Les recherches effectuées au cours des décennies mettent en évidence une augmentation des taux au sein de la population, la situation étant particulièrement préoccupante en France.
« Les niveaux français sont jusqu’à trois ou quatre fois supérieurs à ceux d’autres pays comme la Belgique, l’Angleterre ou l’Italie. » Géraldine Carne, experte en toxicologie a Franceinfo.
Selon l’experte, de tels écarts pourraient résulter d’une « utilisation accrue de certains intrants agricoles » ainsi que d’une « consommation plus élevée de produits céréaliers, davantage contaminés ».
Selon l’Anses, l’alimentation est responsable de « jusqu’à 98 % de l’imprégnation au cadmium » au sein de la population, à l’exception des fumeurs, qui subissent une double exposition en raison de leur consommation de tabac. Dans nos assiettes, la contamination provient principalement des produits céréaliers tels que le pain, les pâtes et les biscuits, ainsi que des pommes de terre et des légumes, qui constituent des éléments fondamentaux de nos repas et dont il est difficile de se priver.
Afin de diminuer la contamination des denrées alimentaires, l’agence exhorte en priorité à concentrer les efforts sur les sols et les méthodes agricoles. Elle préconise une réduction immédiate des seuils maximaux de cadmium autorisés dans les matières fertilisantes, en soulignant la nécessité d’un engagement collectif de l’ensemble des parties prenantes de la filière, et non pas uniquement des agriculteurs. Elle plaide également en faveur de l’élimination de « la dépendance aux engrais minéraux phosphatés », en mettant particulièrement l’accent sur l’exploitation accrue du phosphore déjà présent dans le sol et en adoptant des variétés agricoles « moins accumulatrices de cadmium ».
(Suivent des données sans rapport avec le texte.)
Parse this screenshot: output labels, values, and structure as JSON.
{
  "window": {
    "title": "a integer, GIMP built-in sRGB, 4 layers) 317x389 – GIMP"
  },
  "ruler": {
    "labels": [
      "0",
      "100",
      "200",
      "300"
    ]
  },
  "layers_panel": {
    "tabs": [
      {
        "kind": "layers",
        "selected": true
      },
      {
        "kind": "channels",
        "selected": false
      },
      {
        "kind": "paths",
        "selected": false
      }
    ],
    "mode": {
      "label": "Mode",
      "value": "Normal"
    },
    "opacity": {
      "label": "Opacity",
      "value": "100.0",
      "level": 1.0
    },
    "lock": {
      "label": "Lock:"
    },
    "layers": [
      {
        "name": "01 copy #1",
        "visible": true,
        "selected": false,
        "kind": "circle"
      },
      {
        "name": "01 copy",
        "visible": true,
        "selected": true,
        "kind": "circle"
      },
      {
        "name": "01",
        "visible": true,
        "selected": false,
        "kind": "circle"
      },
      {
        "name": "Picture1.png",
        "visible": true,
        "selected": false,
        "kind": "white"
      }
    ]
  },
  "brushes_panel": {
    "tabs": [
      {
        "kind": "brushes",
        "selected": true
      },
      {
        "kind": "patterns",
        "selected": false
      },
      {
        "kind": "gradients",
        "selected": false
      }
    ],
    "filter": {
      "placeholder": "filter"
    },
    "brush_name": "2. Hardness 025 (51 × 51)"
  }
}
Concernant les denrées alimentaires en rayon, en particulier celles d’origine importée, l’Agence nationale de sécurité sanitaire de l’alimentation souligne que les limites maximales réglementaires ne sont « pas suffisamment protectrices pour la santé du consommateur ». Par conséquent, il est approprié de procéder à une “révision à la baisse” des seuils concernant les produits les plus consommés et ceux qui contribuent de manière significative à la contamination humaine. Des « mesures renforcées » en matière de contrôle et de surveillance de la chaîne alimentaire sont par ailleurs sollicitées.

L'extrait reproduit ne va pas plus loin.